There is a lot to be said about different learning styles, and a child’s natural tendency towards neatness or disorganization, but there are a few constants that I decided to focus on. These are:
- Students will always have handouts
- Students will always need to take notes/have scratch paper
- Students will always have a to-do list
According to this article in the New York Times Blog, students should have a binder for each subject, and a convenient place to store their to-do lists. I think that is spot-on. The giant binder of my youth was huge and heavy. Every subject was crammed into the 2inch spine and nothing had a place of its own. I’m encouraging my sister to dedicate one binder to each of her class periods. This is where her handouts will go and where she will keep notes related to each class. While it will require a trip to her locker after each period, she won’t be lugging around the weight of 6 classes everywhere.
But what about that ever-present homework/to-do list? What about the constant fear of “Oh no! I left my binder in my locker!?” when the instructor asks for last night’s homework? What about the doodles? Where do those go?

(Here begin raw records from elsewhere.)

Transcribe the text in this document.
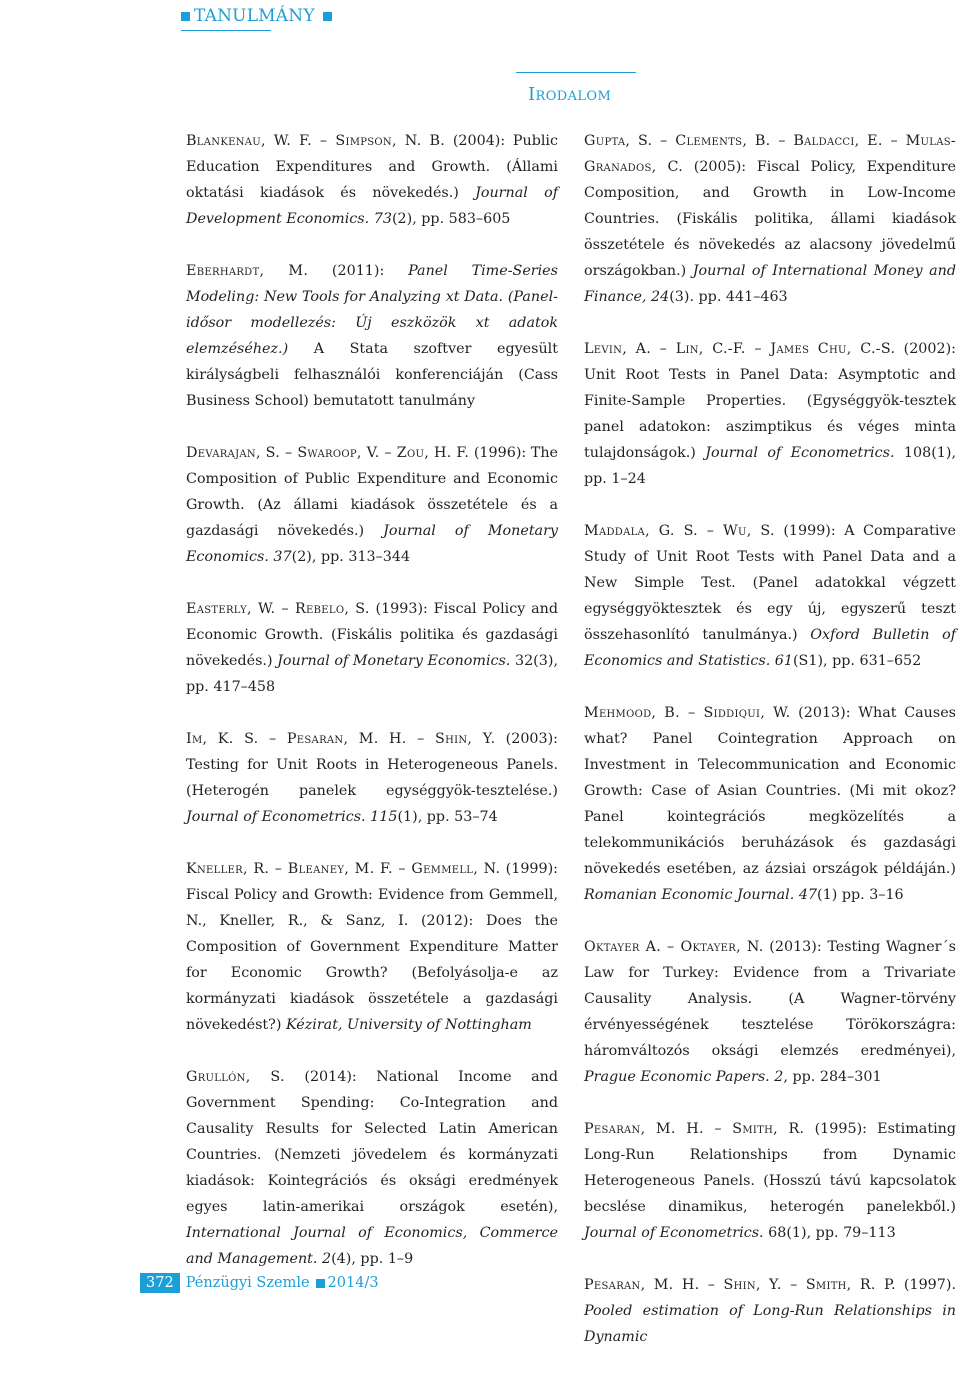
TANULMÁNY
Irodalom

Blankenau, W. F. – Simpson, N. B. (2004): Public Education Expenditures and Growth. (Állami oktatási kiadások és növekedés.) Journal of Development Economics. 73(2), pp. 583–605

Eberhardt, M. (2011): Panel Time-Series Modeling: New Tools for Analyzing xt Data. (Panel-idősor modellezés: Új eszközök xt adatok elemzéséhez.) A Stata szoftver egyesült királyságbeli felhasználói konferenciáján (Cass Business School) bemutatott tanulmány

Devarajan, S. – Swaroop, V. – Zou, H. F. (1996): The Composition of Public Expenditure and Economic Growth. (Az állami kiadások összetétele és a gazdasági növekedés.) Journal of Monetary Economics. 37(2), pp. 313–344

Easterly, W. – Rebelo, S. (1993): Fiscal Policy and Economic Growth. (Fiskális politika és gazdasági növekedés.) Journal of Monetary Economics. 32(3), pp. 417–458

Im, K. S. – Pesaran, M. H. – Shin, Y. (2003): Testing for Unit Roots in Heterogeneous Panels. (Heterogén panelek egységgyök-tesztelése.) Journal of Econometrics. 115(1), pp. 53–74

Kneller, R. – Bleaney, M. F. – Gemmell, N. (1999): Fiscal Policy and Growth: Evidence from Gemmell, N., Kneller, R., & Sanz, I. (2012): Does the Composition of Government Expenditure Matter for Economic Growth? (Befolyásolja-e az kormányzati kiadások összetétele a gazdasági növekedést?) Kézirat, University of Nottingham

Grullón, S. (2014): National Income and Government Spending: Co-Integration and Causality Results for Selected Latin American Countries. (Nemzeti jövedelem és kormányzati kiadások: Kointegrációs és oksági eredmények egyes latin-amerikai országok esetén), International Journal of Economics, Commerce and Management. 2(4), pp. 1–9

Gupta, S. – Clements, B. – Baldacci, E. – Mulas-Granados, C. (2005): Fiscal Policy, Expenditure Composition, and Growth in Low-Income Countries. (Fiskális politika, állami kiadások összetétele és növekedés az alacsony jövedelmű országokban.) Journal of International Money and Finance, 24(3). pp. 441–463

Levin, A. – Lin, C.-F. – James Chu, C.-S. (2002): Unit Root Tests in Panel Data: Asymptotic and Finite-Sample Properties. (Egységgyök-tesztek panel adatokon: aszimptikus és véges minta tulajdonságok.) Journal of Econometrics. 108(1), pp. 1–24

Maddala, G. S. – Wu, S. (1999): A Comparative Study of Unit Root Tests with Panel Data and a New Simple Test. (Panel adatokkal végzett egységgyöktesztek és egy új, egyszerű teszt összehasonlító tanulmánya.) Oxford Bulletin of Economics and Statistics. 61(S1), pp. 631–652

Mehmood, B. – Siddiqui, W. (2013): What Causes what? Panel Cointegration Approach on Investment in Telecommunication and Economic Growth: Case of Asian Countries. (Mi mit okoz? Panel kointegrációs megközelítés a telekommunikációs beruházások és gazdasági növekedés esetében, az ázsiai országok példáján.) Romanian Economic Journal. 47(1) pp. 3–16

Oktayer A. – Oktayer, N. (2013): Testing Wagner´s Law for Turkey: Evidence from a Trivariate Causality Analysis. (A Wagner-törvény érvényességének tesztelése Törökországra: háromváltozós oksági elemzés eredményei), Prague Economic Papers. 2, pp. 284–301

Pesaran, M. H. – Smith, R. (1995): Estimating Long-Run Relationships from Dynamic Heterogeneous Panels. (Hosszú távú kapcsolatok becslése dinamikus, heterogén panelekből.) Journal of Econometrics. 68(1), pp. 79–113

Pesaran, M. H. – Shin, Y. – Smith, R. P. (1997). Pooled estimation of Long-Run Relationships in Dynamic

372 Pénzügyi Szemle 2014/3
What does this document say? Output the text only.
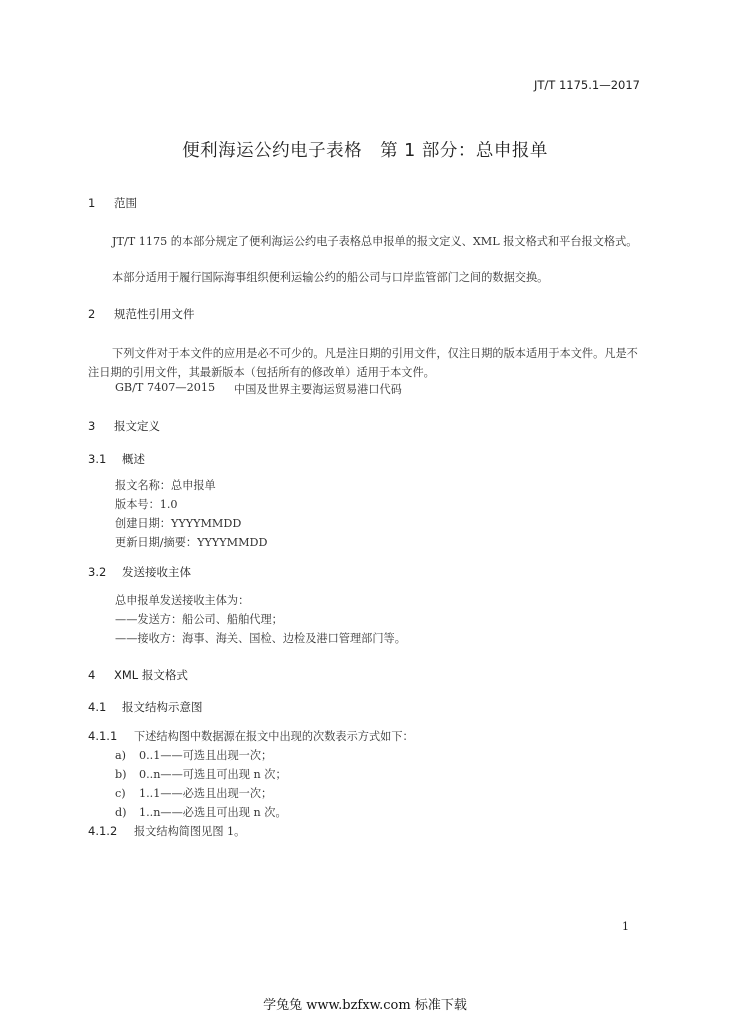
JT/T 1175.1—2017
便利海运公约电子表格　第 1 部分：总申报单
1 范围
JT/T 1175 的本部分规定了便利海运公约电子表格总申报单的报文定义、XML 报文格式和平台报文格式。
本部分适用于履行国际海事组织便利运输公约的船公司与口岸监管部门之间的数据交换。
2 规范性引用文件
下列文件对于本文件的应用是必不可少的。凡是注日期的引用文件，仅注日期的版本适用于本文件。凡是不注日期的引用文件，其最新版本（包括所有的修改单）适用于本文件。
GB/T 7407—2015 中国及世界主要海运贸易港口代码
3 报文定义
3.1 概述
报文名称：总申报单
版本号：1.0
创建日期：YYYYMMDD
更新日期/摘要：YYYYMMDD
3.2 发送接收主体
总申报单发送接收主体为：
——发送方：船公司、船舶代理；
——接收方：海事、海关、国检、边检及港口管理部门等。
4 XML 报文格式
4.1 报文结构示意图
4.1.1 下述结构图中数据源在报文中出现的次数表示方式如下：
a) 0..1——可选且出现一次；
b) 0..n——可选且可出现 n 次；
c) 1..1——必选且出现一次；
d) 1..n——必选且可出现 n 次。
4.1.2 报文结构简图见图 1。
1
学兔兔 www.bzfxw.com 标准下载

I was so tickled with I opened my box of supplies from Avery, that I called my sister up on the webcam and opened everything for her. She was not nearly as interested in office-supplies and paper products as I am, but she realized the potential they held in making her life easier. Particularly the small sized binder.
I spent some time playing with what Avery sent, and ended up with this amazing, small sized catch-all binder. This is where Kristy will keep her completed homework assignments and papers for Mom (in convenient pouches), her weekly task list (using the template from my DIY notepad), and oodles of lined note paper and blank sketch paper, all kept neatly separate by the small sized colorful dividers. Its small enough that it won’t be a burden and can accompany her to every class, lunch, and home regardless of homework.
Oh, and let’s not forget that the lynchpin of any school binder is how it looks. I cooked up some full page and half page custom printables for Kristy (and you!) to edit and print to go in the binders. Use them as cover images, as section pages or anything else! They also match my line of Modular Planners, so there is potential to make a custom cover for this year’s planner!
So, are you ready for school? Did you have an awesome blue-jean (or other totally rad) binder like I did as a child? Tell me I’m not the only nerd here!